Unit studies are also useful for students who are interested in subjects that are often not considered “academic”. For example, a unit study on fashion could include researching historic clothing and the way that fashion reflected the times (history), the fashions of other cultures (geography), sketching different fashions (art), looking at the influence of advertising (language arts/psychology), creating an item of clothing (technology/design), exploring how the fashion industry works (economics/business), or the use and creation of different materials, such as plastics, in fashion (science/technology).
Gather Your Materials
Get set …
Once you have your theme, you need to gather your materials. You want a variety of materials – books, videos, experiments, art, field trips, museum visits, etc. You can also look for websites that include different types of materials. On ALL we have a huge variety of materials across a range of subjects, so that you can find, for example, videos, photos, books, eavesdrops (listening activities) and many more resources on any given topic.
One way to start your planning is by reading through a book or textbook on your chosen subject and looking for the ways in which other subjects jump out at you. For example, if you have chosen ancient Egypt as your unit study, you will notice that books on ancient Egypt will usually include material on mummification (science), the extent of ancient Egypt (geography), history, structures and buildings (technology/engineering), art, hieroglyphs (language), etc.

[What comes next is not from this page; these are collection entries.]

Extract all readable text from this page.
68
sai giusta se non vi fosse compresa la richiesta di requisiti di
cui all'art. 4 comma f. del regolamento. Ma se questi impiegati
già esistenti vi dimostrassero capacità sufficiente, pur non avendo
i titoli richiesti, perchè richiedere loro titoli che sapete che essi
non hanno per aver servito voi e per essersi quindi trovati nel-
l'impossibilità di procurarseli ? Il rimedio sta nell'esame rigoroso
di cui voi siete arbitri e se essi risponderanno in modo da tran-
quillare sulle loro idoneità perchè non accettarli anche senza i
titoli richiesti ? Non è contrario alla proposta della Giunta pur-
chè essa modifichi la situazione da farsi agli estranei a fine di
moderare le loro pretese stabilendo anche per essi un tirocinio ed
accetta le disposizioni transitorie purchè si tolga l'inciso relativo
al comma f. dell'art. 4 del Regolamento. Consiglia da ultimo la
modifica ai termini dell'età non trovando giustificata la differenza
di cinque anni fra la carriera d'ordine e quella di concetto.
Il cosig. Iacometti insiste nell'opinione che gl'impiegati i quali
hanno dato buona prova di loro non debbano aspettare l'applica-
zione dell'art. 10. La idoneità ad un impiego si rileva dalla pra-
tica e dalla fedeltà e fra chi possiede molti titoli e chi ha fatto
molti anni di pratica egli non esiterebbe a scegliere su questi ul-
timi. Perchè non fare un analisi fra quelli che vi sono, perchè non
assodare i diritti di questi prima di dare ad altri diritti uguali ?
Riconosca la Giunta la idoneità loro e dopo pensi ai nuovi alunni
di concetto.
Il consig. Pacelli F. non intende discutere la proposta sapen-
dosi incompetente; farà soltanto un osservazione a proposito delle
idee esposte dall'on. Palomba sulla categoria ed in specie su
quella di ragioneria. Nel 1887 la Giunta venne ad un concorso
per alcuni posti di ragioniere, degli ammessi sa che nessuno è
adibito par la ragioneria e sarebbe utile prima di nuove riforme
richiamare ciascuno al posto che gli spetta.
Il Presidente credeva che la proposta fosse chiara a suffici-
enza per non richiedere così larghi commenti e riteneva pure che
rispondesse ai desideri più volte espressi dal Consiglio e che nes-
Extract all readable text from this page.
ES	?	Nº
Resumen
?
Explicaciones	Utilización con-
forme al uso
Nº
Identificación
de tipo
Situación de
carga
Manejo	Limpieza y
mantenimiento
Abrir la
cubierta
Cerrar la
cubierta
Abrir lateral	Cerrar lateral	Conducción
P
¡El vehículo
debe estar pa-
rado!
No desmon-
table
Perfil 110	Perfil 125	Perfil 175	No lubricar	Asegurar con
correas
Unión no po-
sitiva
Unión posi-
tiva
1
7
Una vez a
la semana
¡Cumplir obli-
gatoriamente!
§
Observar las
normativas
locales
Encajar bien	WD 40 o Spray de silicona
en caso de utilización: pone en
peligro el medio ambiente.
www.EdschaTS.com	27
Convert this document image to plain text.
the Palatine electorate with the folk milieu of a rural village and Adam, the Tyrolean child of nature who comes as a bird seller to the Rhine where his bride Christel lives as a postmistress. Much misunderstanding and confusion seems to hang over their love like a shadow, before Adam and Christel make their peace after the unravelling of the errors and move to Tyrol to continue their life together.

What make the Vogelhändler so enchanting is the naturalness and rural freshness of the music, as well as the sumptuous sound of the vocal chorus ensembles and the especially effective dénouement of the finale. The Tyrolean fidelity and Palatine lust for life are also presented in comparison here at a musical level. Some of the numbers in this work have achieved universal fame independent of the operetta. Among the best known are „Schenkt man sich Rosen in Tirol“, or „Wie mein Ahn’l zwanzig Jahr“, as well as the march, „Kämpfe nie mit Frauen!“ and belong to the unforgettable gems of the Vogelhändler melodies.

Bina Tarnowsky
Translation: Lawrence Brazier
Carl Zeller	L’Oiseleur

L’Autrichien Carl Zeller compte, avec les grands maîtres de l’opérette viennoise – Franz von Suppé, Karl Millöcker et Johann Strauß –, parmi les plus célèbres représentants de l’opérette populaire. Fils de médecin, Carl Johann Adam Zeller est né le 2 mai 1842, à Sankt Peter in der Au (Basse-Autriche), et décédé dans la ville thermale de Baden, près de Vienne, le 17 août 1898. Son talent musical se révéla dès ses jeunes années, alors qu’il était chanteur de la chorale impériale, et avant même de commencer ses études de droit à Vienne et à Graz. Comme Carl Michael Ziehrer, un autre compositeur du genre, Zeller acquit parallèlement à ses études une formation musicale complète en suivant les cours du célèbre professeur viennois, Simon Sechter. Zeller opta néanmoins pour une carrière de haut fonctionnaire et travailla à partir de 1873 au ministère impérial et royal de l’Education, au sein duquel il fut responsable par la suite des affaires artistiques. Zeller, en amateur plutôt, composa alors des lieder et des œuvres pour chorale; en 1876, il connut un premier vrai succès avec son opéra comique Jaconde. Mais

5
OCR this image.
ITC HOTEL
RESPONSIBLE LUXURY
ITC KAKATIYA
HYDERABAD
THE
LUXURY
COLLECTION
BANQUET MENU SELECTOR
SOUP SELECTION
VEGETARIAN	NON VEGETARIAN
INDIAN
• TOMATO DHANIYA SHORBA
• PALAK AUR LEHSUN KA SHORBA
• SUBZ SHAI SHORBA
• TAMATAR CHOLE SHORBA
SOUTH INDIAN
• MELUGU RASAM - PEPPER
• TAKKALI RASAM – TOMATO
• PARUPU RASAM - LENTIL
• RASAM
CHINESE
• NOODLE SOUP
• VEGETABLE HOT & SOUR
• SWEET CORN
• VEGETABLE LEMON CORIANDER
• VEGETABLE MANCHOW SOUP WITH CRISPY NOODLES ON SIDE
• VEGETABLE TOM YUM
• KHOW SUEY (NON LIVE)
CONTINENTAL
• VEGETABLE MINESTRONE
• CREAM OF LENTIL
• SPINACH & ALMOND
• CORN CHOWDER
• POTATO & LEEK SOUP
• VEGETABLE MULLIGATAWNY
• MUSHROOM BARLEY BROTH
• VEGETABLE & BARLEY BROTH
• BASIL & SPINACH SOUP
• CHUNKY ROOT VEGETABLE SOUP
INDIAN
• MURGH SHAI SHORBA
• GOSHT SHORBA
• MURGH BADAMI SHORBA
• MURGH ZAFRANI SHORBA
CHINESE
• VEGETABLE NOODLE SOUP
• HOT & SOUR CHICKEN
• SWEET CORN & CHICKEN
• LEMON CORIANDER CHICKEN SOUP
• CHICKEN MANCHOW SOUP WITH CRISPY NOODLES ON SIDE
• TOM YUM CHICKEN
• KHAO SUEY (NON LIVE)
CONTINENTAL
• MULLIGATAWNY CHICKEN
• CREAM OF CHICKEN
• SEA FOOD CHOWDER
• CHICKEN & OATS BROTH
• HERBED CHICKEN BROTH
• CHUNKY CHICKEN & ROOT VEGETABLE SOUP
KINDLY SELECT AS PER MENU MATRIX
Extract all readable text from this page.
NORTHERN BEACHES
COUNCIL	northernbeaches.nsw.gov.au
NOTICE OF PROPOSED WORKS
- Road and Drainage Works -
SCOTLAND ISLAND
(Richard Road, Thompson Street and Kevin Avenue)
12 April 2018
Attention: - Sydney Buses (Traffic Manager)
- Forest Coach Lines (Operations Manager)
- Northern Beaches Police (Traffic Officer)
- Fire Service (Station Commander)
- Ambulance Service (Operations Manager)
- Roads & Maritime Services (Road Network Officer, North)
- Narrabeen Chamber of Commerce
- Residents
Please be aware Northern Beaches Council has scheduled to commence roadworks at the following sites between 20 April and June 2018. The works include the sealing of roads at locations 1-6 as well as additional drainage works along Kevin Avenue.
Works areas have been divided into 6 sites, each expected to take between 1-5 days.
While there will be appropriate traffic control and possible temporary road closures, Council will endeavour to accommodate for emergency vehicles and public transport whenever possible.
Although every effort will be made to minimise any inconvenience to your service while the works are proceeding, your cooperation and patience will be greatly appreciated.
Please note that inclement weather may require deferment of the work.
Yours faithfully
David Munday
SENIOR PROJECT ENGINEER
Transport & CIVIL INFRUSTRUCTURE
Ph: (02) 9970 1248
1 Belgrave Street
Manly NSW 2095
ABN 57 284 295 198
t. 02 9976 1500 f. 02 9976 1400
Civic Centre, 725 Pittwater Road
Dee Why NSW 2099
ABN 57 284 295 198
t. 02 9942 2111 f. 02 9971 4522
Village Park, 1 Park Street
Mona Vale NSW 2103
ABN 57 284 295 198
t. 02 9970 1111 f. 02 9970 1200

Use your imagination to think about ways the information can be used to incorporate other subjects.
Once you have gathered your materials, you may want to organize your study around a project, such as having your child put together a report, create a video, or write a story or blog entry about the main topic of their unit study. Again, this is a great chance to be creative. For example, if your child is doing a unit study on fashion, they can create an item of clothing and “sales information” to go with it detailing the history, technology, design and other information behind it. This can help them to integrate everything they have learned and think about the ways in which the many different subjects are connected. This can also serve as a summative assessment for you to gauge how much they have learned.
Finally, don’t be afraid to alter the lessons of the unit study once you have begun. For example, if you are studying water, and your child shows a greater interest in the science of water, you may want to add more activities, such as testing water in local streams, or a trip to a water reclamation facility. With unit studies, the only bar to what you can do is imagination.